Thin-film solar panels have a much lower environmental impact during production because they require less energy and material to manufacture. They are produced by depositing photosensitive materials on substrates like glass, meaning no hazardous chemicals are needed. However, thin-film panels tend to have lower efficiencies than silicon panels.
Overall, when comparing lifecycle impacts, solar panels are estimated to emit 3-4 times less carbon dioxide per unit of electricity generated than coal or natural gas power plants. With some manufacturing improvements and recycling initiatives, the environmental impact of solar panel materials can be further reduced.
Conclusion
In summary, both glass and plastic have their advantages and disadvantages when used as the protective layer for solar panels. Glass is more durable and efficient at transmitting sunlight, but it is heavier and more prone to breaking. Plastic like PET is lightweight and flexible but less efficient at transmitting light. Thin-film solar panels tend to use plastic while crystalline silicon panels use glass.

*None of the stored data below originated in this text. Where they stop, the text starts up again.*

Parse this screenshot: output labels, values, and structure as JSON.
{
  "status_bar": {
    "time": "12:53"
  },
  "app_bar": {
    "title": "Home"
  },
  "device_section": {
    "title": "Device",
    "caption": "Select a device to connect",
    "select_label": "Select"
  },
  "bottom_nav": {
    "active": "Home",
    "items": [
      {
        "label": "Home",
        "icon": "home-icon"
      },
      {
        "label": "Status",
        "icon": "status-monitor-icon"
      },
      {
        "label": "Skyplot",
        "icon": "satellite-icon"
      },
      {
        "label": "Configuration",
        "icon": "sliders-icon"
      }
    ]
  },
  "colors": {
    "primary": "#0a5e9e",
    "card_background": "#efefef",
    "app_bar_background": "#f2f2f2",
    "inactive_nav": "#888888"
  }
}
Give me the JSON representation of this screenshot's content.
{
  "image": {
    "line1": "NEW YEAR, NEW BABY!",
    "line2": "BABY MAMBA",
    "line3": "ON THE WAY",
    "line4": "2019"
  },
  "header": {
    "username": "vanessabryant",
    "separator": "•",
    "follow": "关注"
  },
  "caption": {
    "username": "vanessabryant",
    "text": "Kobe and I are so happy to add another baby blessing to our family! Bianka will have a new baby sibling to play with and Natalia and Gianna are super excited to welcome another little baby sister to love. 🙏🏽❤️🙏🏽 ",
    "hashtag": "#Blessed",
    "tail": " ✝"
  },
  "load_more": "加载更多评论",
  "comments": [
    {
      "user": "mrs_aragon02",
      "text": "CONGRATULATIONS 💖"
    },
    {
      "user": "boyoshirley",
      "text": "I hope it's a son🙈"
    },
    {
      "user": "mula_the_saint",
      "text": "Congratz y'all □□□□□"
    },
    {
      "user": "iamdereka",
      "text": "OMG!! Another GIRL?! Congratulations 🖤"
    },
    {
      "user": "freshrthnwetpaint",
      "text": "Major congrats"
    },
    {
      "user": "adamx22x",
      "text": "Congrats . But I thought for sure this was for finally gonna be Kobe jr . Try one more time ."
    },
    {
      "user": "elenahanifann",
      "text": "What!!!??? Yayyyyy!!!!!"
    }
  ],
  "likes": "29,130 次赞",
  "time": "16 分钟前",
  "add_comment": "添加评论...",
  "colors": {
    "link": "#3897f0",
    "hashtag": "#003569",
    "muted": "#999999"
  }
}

For most residential and commercial installations, glass-on-glass solar panels are the best choice. The higher efficiency and durability of glass outweighs the risks of breakage, and glass panels will produce more clean energy over their lifespan. However, for specialized applications like RVs, curved surfaces, or consumer devices, flexible plastic solar panels may be preferred.
When deciding between glass and plastic solar panels, consider factors like efficiency, lifespan, weight, flexibility, and cost. Analyze your specific needs and environment to determine if the advantages of glass or plastic are more suitable. With continuing advances in materials science, future solar panels may incorporate innovative coatings, nanotechnologies, or hybrid materials that combine the benefits of both glass and plastic.